L’épopée du sport dont toi seul sais nous conter la richesse de ses
aventures et de ses ressorts au moyen d’une écriture ciselée et d’un
prodigieux travail de recherche, nous est retracée à travers Les rois du
ring en 1994 et deux plus tard à travers Onze footballeurs en or qui relate
l’histoire de la Hongrie des années 50 et l’insurrection de 56 par le biais de
l’équipe quasi imbattable.
J’aimerai citer tes propos, si tu le permets, qui dénotent une conception
particulièrement romanesque et profonde des sportifs: « ce sont […] ces
grands arpenteurs qui parcourent la terre et nous disent son histoire, aussi
sûrement que courir signifie toujours plus que courir […] Ainsi va le grand
relais qui d’hier à aujourd’hui, et demain encore, nous dira toujours
comment les hommes qui courent racontent et partagent un même
monde. » Tu reconnaîtras ta conception de L’Odyssée du coureur de fond,
où tu montres comment le Finlandais Paavo Nurmi, le Tchèque Emil
Zatopek, l'Australien Ron Clarke et l'Éthiopien Adebe Bikila ont couru au
rythme des « convulsions » de l’Histoire du XXème siècle. Sous la
présidence de Claude Chabrol, le film reçoit le Prix du documentaire à
Pessac en 1998.
Je ne peux pas tous les citer mais je retiendrai encore 4 de tes films qui
témoignent de ton regard avisé et sensible : Macha et Dacha, film
émouvant sur deux soeurs siamoises qui tentent de survivre tant bien que
mal entre les cloisons et les murs sombres de l’univers hospitalier. Le
second est l’épopée des dieux du foot brésilien Pelé et Garrincha : deux
destins aux dénouements opposés, l’un devenu star planétaire, adulé et
choyé, l’autre victime de l’usure physique, du succès et de
l’instrumentalisation des politiques ; deux étoiles qui firent la joie du peuple.

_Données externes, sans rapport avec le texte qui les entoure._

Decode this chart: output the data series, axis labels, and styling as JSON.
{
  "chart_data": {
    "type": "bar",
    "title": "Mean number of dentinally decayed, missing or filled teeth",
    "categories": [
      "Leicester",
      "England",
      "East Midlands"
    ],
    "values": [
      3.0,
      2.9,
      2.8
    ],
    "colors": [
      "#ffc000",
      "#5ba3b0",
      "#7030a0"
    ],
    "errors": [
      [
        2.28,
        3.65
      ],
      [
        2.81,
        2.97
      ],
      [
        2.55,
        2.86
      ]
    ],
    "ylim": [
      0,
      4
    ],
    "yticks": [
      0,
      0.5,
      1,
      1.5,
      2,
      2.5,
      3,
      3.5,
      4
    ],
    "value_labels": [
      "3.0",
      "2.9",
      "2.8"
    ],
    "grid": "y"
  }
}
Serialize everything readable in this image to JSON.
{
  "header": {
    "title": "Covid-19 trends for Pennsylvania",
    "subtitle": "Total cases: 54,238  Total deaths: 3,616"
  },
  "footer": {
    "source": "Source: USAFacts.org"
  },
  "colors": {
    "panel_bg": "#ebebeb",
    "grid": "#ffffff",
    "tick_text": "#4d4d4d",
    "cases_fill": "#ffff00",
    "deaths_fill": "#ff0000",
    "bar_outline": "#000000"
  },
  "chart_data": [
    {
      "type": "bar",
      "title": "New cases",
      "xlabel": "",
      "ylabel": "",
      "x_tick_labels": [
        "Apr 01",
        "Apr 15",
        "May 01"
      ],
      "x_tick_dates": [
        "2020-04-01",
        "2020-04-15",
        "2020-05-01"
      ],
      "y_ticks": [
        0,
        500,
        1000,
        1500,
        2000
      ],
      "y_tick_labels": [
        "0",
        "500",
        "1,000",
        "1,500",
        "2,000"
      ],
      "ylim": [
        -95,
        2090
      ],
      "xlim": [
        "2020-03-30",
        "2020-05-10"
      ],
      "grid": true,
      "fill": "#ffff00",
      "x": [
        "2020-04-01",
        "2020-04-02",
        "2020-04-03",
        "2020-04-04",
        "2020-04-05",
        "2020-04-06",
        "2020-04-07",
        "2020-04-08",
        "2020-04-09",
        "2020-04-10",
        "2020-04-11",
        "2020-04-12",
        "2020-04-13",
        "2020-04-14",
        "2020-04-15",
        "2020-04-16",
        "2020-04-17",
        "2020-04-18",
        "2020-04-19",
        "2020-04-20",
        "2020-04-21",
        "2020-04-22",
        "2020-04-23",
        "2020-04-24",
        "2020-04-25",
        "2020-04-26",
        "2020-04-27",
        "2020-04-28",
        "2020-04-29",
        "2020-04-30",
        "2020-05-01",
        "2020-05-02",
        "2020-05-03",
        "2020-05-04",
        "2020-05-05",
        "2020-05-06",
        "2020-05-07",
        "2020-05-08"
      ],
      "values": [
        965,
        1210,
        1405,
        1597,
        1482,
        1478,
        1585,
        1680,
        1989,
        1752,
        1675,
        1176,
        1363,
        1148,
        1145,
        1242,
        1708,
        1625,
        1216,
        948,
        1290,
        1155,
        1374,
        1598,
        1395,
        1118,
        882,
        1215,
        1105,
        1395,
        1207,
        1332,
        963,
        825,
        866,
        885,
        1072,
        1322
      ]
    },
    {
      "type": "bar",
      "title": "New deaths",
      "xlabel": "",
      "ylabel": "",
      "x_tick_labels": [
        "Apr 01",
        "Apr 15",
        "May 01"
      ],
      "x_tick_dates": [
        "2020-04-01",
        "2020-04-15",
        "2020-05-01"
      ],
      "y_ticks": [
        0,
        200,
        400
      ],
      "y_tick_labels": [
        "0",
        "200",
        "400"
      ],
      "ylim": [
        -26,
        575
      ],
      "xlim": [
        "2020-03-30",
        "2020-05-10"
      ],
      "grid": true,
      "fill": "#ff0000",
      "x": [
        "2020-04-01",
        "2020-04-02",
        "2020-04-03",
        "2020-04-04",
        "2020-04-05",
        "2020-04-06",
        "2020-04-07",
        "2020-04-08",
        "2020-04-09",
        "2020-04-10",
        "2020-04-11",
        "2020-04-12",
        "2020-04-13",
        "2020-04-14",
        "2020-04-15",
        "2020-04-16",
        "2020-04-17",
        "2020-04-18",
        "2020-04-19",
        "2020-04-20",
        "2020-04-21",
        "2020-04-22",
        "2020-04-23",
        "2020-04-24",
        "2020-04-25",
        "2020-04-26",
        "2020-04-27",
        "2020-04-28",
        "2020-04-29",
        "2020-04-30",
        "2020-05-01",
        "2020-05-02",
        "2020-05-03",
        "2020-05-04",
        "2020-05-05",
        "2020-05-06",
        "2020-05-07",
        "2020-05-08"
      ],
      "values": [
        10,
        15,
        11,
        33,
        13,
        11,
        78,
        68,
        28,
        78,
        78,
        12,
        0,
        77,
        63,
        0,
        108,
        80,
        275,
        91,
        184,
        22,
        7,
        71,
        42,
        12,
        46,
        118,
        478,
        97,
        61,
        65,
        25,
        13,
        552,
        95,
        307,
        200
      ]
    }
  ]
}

Il y a aussi 200 jours, film que tu dédies à ton père, sur les effets papillon
et les retours de boomerang des décisions nationales dans le cataclysme
mondial de la « drôle de guerre ». Et enfin, avec Benoît Heimermann, le
portrait de Maradona, l’histoire de ce gamin au pied d’or dans un chassécroisé
entre pauvreté et richesse, feux de la rampe et décadence liés aux
côtés du sport les plus sombres.
Ta société 13 Production produit de nombreux documentaires dont Je suis
d’Emmanuel Finkiel sur le combat que mènent dans un centre spécialisé
pour la rééducation des traumatisés crâniens où patients, familles et
soignants mènent un combat quotidien pour la vie ; Disparus d’Hélène
Cohen, un documentaire diffusé sur France 3, qui relate le chaos d’après
la guerre d'Algérie, en 1962, alors que se multiplient les disparitions, et
aussi Nos 7 Péchés Capitaux, documentaire de Mathilde Damoisel diffusé
sur France 5 sur l’influence que les 7 Péchés continuent toujours d'exercer
sur nos sociétés contemporaines et nos comportements.
C’est une tâche difficile de dresser le portrait d’un artiste de l’image sans le
pouvoir des images justement. Il aurait peut-être mieux valu que je fasse
un documentaire plutôt qu’un discours pour te témoigner mon affection et
mon admiration que je partage avec bon nombre de nos concitoyens et de
nos contemporains, d’ici et d’ailleurs.
Cher Jean-Christophe, au nom de la République française, nous te faisons
Chevalier dans l'ordre des Arts et des Lettres.